For hypocotyl explants, seeds were washed three times in distilled water, surface-sterilized in 70% (v/v) ethanol for 1 min and 1.5% (v/v) NaClO for 15 min with constant stirring, followed by four washes in sterile distilled water. Washed seeds were protected from light in Germination Medium (GM) at 25 °C for 3 d and then transferred to a 16 h light and 8 h dark growth chamber. Hypocotyls were cut for the regeneration experiment. For internode explants, shoot clones regenerated from hypocotyls of different species or genotypes were sub-cultured in SIM. Internodes from the shoots were then cut for the regeneration and transformation experiments.
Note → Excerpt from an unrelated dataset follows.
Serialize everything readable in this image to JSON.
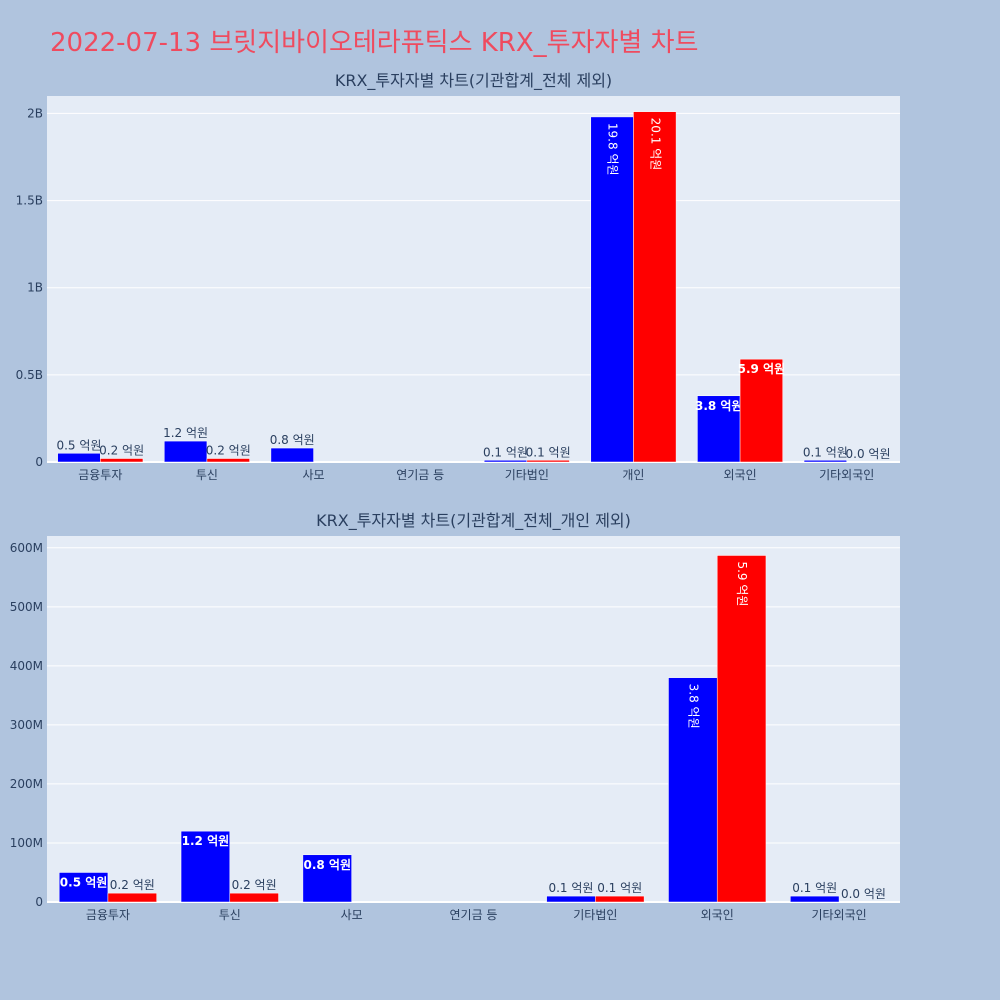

Agrobacterium-mediated transformation

A. tumefaciens strain GV3101 harboring the pCAMBIA2300::35S::DsRed2 binary vector was used for the transformation experiments. The strains were inoculated in liquid YEB (Yeast Mannitol Medium) medium containing 25 mg L⁻¹ rifampicin and 100 mg L⁻¹ spectinomycin and grown at a temperature of 28 °C on a shaker at 200 rpm until OD₆₀₀ = 0.5–1.0. The bacteria were resuspended in liquid pre-cultivation medium (PRM). The explants of hypocotyls or internodes were cut into 5-mm slices and dipped in the bacterial suspension for 30 min. The explants were dried on filter paper and subsequently transferred onto a co-cultivation medium. The plates were incubated for 3 days in dark conditions at 24 °C. For selection, the explants were transferred to a solidified selection and SIM. Two months later, the regenerated shoots were transferred into a shoot elongation (SE) medium until they were suitable for rooting. Elongated shoots were excised and placed in a rooting medium (RM). After 2 weeks, the roots were fully developed, and the plants could eventually be transplanted in the pots grown in the greenhouse. The media used in this study are listed in Supplemental Table S2.

Regeneration and transformation efficiency determination

For the regeneration efficiency test, the explants were incubated in different SIMs (SIM1 and SIM3, Supplemental Table S1). After incubation for 28 d in the culture room, the number of shoots per explant, and the percentage (%) of explants forming shoots were measured and recorded. The regeneration rate is defined as a/b × 100%, where a is the number of explants forming shoots after 4 weeks of screening, and b is the number of explants before the screening. The regeneration capability was also monitored by counting the number of shoots of each explant and classified into three types (i.e., high, > ten shoots; ten shoots > medium > five shoots; and low, < five shoots).

In this study, we used the red fluorescent protein DsRed2 as a reporter to check eucalyptus transformation efficiency. Calli from the regenerated explants were observed under white light and red light with a fluorescence stereomicroscope (Olympus, Tokyo, Japan). The red light uses a filter set for excitation at 530−550 nm and emission at 575 nm. The transformation rate is defined as a/b × 100%, where a is the number of explants that contain red florescence light after four weeks of screening, and b is the number of explants before the screening.

Molecular analysis

Genomic DNA was extracted from young leaves of putative transgenic shoots and wild eucalypt shoots using a Plant Genomic DNA Kit (Tiangen Biotech, Beijing, China). Gene-specific primers of DsRed2 and EgFT were designed and used for positive checking. The construction vectors used for transformation served as a positive control, while DNA from untransformed plants served as a negative control. The amplification products were separated by electrophoresis on a 1.0% (w/v) agarose gel and visualized using a UV transilluminator. Primers used in this study are listed in Supplemental Table S3.